Maria moved slowly, stiffly, like a puppet with tangled strings, every step labored and reluctant.
"Come here, you!"
"Do you like it this way, ma'am?"
"Slow down, no one's fighting you for it…"
"Jack, get the car. We're heading to the secret base." By the time the city lit up, Hans finally stumbled out of the office building.
Women in their thirties are wolves, in their forties tigers, by fifty they could suck dirt off the ground, by sixty they could pull mice through walls, at seventy they'd devour you without spitting out bones, by eighty not even a legendary king could hold them back, and at a hundred they'd swallow Poseidon's trident and drag down the Buddha himself.
The ancients weren't joking!
"Hey, Ivan, you've got a delivery!"
Hans, followed by Jack, strode into the hidden factory. Ivan stood on the catwalk, adjusting a computer.
"I brought something for you." As Ivan descended the stairs, Hans clapped his hands.
"Oh ho" Jack carried over a box draped in cloth and set it on the workbench.
"Ta-da!" Hans whipped off the cloth and grinned.
Inside was a rare white parrot, caged but majestic. Hans had spent half a million dollars smuggling it in, just to earn some goodwill and loyalty.
Hans looked up, satisfied then suddenly froze.
"Wait a second, Jack. What is that?"
Jack followed his gaze.
"What the hell? Isn't that supposed to be the helmet?"
Hans didn't waste another second. He bolted up the catwalk, taking the stairs three at a time, and reached the top in moments.
Before him sat something that resembled a retro brick phone—it had replaced the prototype helmet. It jutted out of the mech's top like a cement block.
Hans grabbed the clunky object with both hands and yanked it free.
"Ivan… what the hell is this?"
He hurried back down and shoved the block into Jack's hands. Jack, ready as ever, caught it with both arms.
"Is that… a helmet?" Hans asked.
"Looks more like an old walkie-talkie," Jack replied, turning it over in disbelief.

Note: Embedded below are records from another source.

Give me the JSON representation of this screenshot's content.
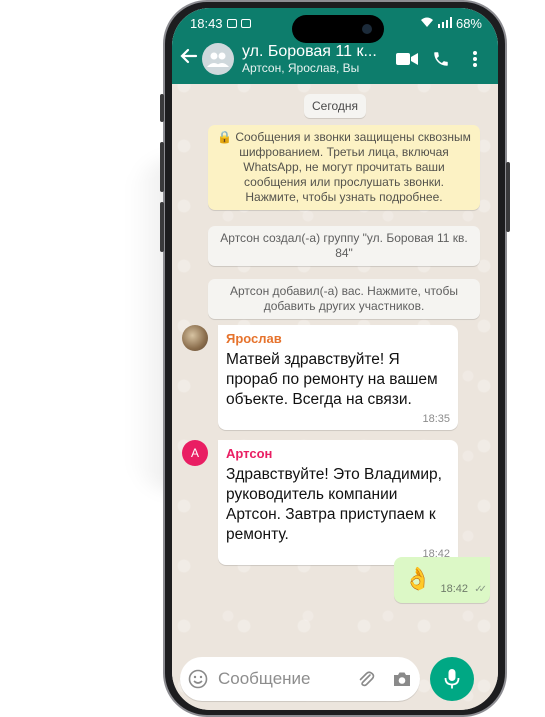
{
  "status_bar": {
    "time": "18:43",
    "battery": "68%"
  },
  "header": {
    "title": "ул. Боровая 11 к...",
    "subtitle": "Артсон, Ярослав, Вы",
    "icons": [
      "back-arrow-icon",
      "group-avatar-icon",
      "video-call-icon",
      "phone-call-icon",
      "more-options-icon"
    ]
  },
  "chat": {
    "date_chip": "Сегодня",
    "encryption_notice": "🔒 Сообщения и звонки защищены сквозным шифрованием. Третьи лица, включая WhatsApp, не могут прочитать ваши сообщения или прослушать звонки. Нажмите, чтобы узнать подробнее.",
    "system_created": "Артсон создал(-а) группу \"ул. Боровая 11 кв. 84\"",
    "system_added": "Артсон добавил(-а) вас. Нажмите, чтобы добавить других участников.",
    "messages": [
      {
        "sender": "Ярослав",
        "sender_color": "#e6732d",
        "text": "Матвей здравствуйте! Я прораб по ремонту на вашем объекте. Всегда на связи.",
        "time": "18:35"
      },
      {
        "sender": "Артсон",
        "sender_color": "#e91e63",
        "avatar_letter": "A",
        "text": "Здравствуйте! Это Владимир, руководитель компании Артсон. Завтра приступаем к ремонту.",
        "time": "18:42"
      }
    ],
    "outgoing": {
      "emoji": "👌",
      "time": "18:42",
      "ticks": "✓✓"
    }
  },
  "composer": {
    "placeholder": "Сообщение"
  },
  "colors": {
    "header": "#0d7d6c",
    "accent": "#00a884",
    "outgoing_bubble": "#dcf8c6",
    "encryption_bg": "#fcf2c4"
  }
}
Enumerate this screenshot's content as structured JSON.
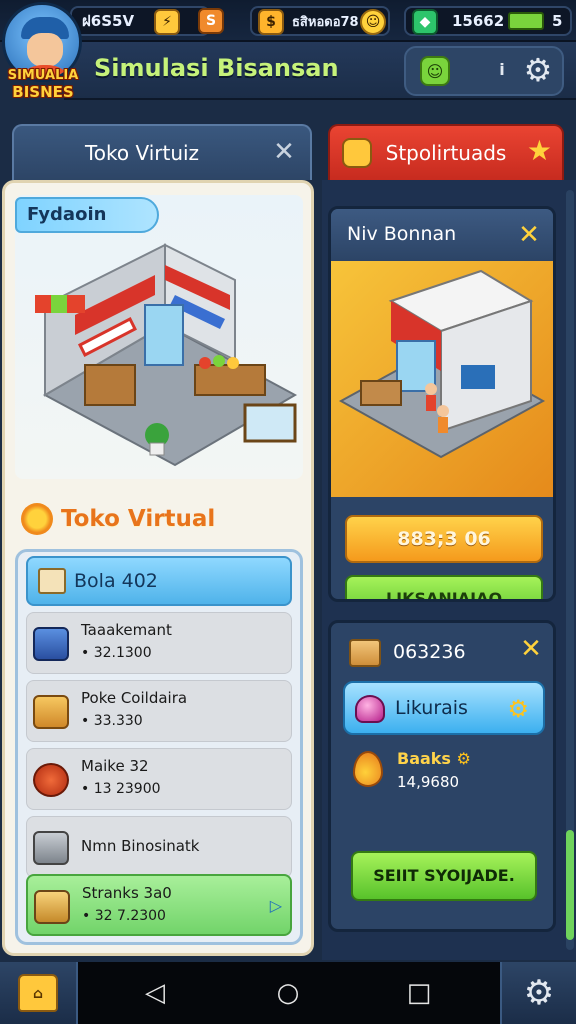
{
  "status_bar": {
    "stat1": "ฝ6S5V",
    "stat2": "ธสิหอดอ78",
    "stat3": "15662",
    "battery": "5"
  },
  "avatar": {
    "badge_line1": "SIMUALIA",
    "badge_line2": "BISNES"
  },
  "header": {
    "title": "Simulasi Bisansan"
  },
  "tabs": {
    "left": "Toko Virtuiz",
    "right": "Stpolirtuads"
  },
  "left_panel": {
    "scene_label": "Fydaoin",
    "section_title": "Toko Virtual",
    "list_header": "Bola 402",
    "items": [
      {
        "name": "Taaakemant",
        "value": "• 32.1300"
      },
      {
        "name": "Poke Coildaira",
        "value": "• 33.330"
      },
      {
        "name": "Maike 32",
        "value": "• 13 23900"
      },
      {
        "name": "Nmn Binosinatk",
        "value": ""
      },
      {
        "name": "Stranks 3a0",
        "value": "• 32 7.2300"
      }
    ]
  },
  "right_panel": {
    "card_title": "Niv Bonnan",
    "orange_button": "883;3 06",
    "green_button": "LIKSANIAIAO",
    "code": "063236",
    "blue_button": "Likurais",
    "reward_label": "Baaks",
    "reward_value": "14,9680",
    "bottom_button": "SEIIT SYOIJADE."
  },
  "colors": {
    "accent_green": "#c6f27a",
    "tab_red": "#ea4432",
    "orange": "#f59a1c",
    "green": "#58c22b",
    "blue": "#3cb0ef"
  }
}
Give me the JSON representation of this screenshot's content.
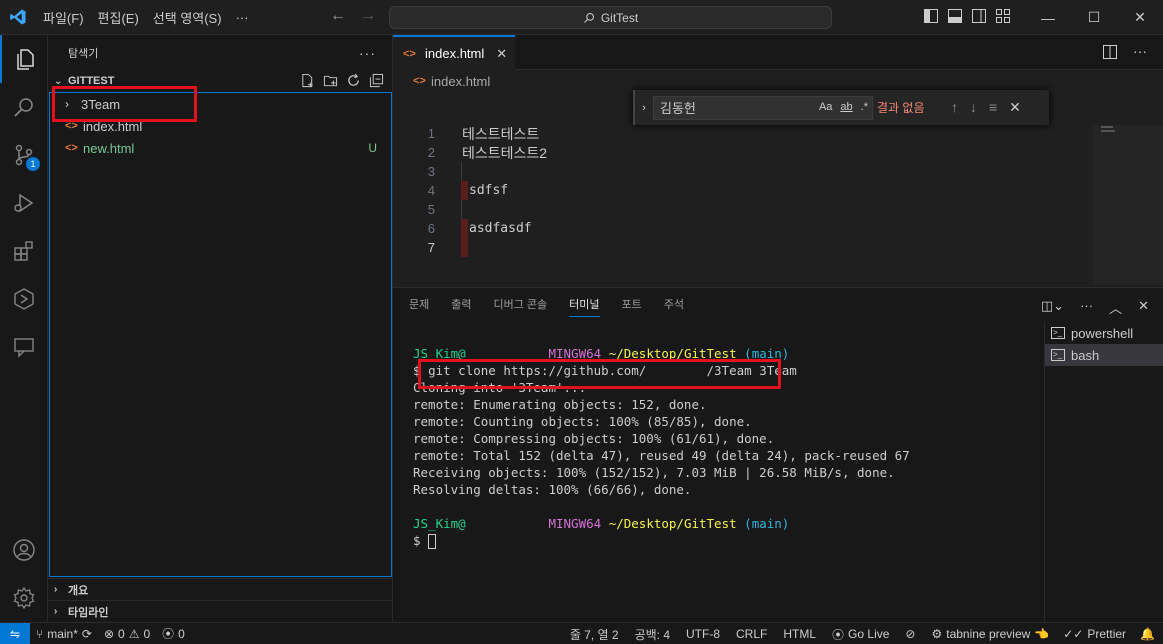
{
  "titlebar": {
    "menu": [
      "파일(F)",
      "편집(E)",
      "선택 영역(S)",
      "···"
    ],
    "search": "GitTest"
  },
  "activity": {
    "scm_badge": "1"
  },
  "sidebar": {
    "title": "탐색기",
    "root": "GITTEST",
    "items": [
      {
        "label": "3Team",
        "kind": "folder"
      },
      {
        "label": "index.html",
        "kind": "file"
      },
      {
        "label": "new.html",
        "kind": "file",
        "status": "U"
      }
    ],
    "outline": "개요",
    "timeline": "타임라인"
  },
  "editor": {
    "tab_label": "index.html",
    "breadcrumb": "index.html",
    "lines": [
      {
        "n": "1",
        "text": "테스트테스트"
      },
      {
        "n": "2",
        "text": "테스트테스트2"
      },
      {
        "n": "3",
        "text": ""
      },
      {
        "n": "4",
        "text": "sdfsf"
      },
      {
        "n": "5",
        "text": ""
      },
      {
        "n": "6",
        "text": "asdfasdf"
      },
      {
        "n": "7",
        "text": ""
      }
    ]
  },
  "find": {
    "query": "김동헌",
    "opt_case": "Aa",
    "opt_word": "ab",
    "opt_regex": ".*",
    "result": "결과 없음"
  },
  "panel": {
    "tabs": [
      "문제",
      "출력",
      "디버그 콘솔",
      "터미널",
      "포트",
      "주석"
    ],
    "active_tab": "터미널",
    "terminal": {
      "user": "JS_Kim@",
      "host": "MINGW64",
      "path": "~/Desktop/GitTest",
      "branch": "(main)",
      "command": "git clone https://github.com/        /3Team 3Team",
      "output": [
        "Cloning into '3Team'...",
        "remote: Enumerating objects: 152, done.",
        "remote: Counting objects: 100% (85/85), done.",
        "remote: Compressing objects: 100% (61/61), done.",
        "remote: Total 152 (delta 47), reused 49 (delta 24), pack-reused 67",
        "Receiving objects: 100% (152/152), 7.03 MiB | 26.58 MiB/s, done.",
        "Resolving deltas: 100% (66/66), done."
      ]
    },
    "terminals": [
      "powershell",
      "bash"
    ]
  },
  "statusbar": {
    "branch": "main*",
    "errors": "0",
    "warnings": "0",
    "ports": "0",
    "position": "줄 7, 열 2",
    "spaces": "공백: 4",
    "encoding": "UTF-8",
    "eol": "CRLF",
    "language": "HTML",
    "golive": "Go Live",
    "tabnine": "tabnine preview",
    "prettier": "Prettier"
  }
}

"How's anyone supposed to get their head into this?" Hans demanded, glaring at Ivan, who was still busy watching the parrot.
"Jack, can your head fit in here?"
"Not a chance!" Jack shook his head, examining the thick, unwieldy block that was nearly as wide as his forearm.
"Try shoving it in anyway! Go on, cram it in!" Hans barked, his frustration ready to boil over.
"Ivan! This thing's not even close to being a helmet—it's designed for a baby head!"
Hans rubbed his temples, the pressure in his skull building until it felt like his brain might burst.
"I need to fit a person inside this! The whole suit is supposed to be wearable! Do you even understand that?" The last words came out in a roar.
Ivan, still unbothered, lay back on the workbench, silently whispering to the parrot.
"I'm talking to you—answer me! Ivan, how the hell is a full-grown adult supposed to fit into this hunk of junk?" Hans demanded, hands shoved into his pockets, his tone thunderous.
Ivan finally responded, casual as ever. "I think unmanned operation is better."
"What? Unmanned? Why the hell would that be better?" Hans looked like his brain was about to fry. He was trying to create Iron Man, not follow Elon Musk's playbook.
"Because humans make mistakes. Machines don't." Ivan pulled a toothpick from his mouth, sniffed it, and promptly gagged.
Disgusting.
"Ugh! Trust me, unmanned is the way to go." Even Ivan, slovenly as ever, couldn't ignore the stench. It was overwhelming.
Hans began pacing furiously across the room.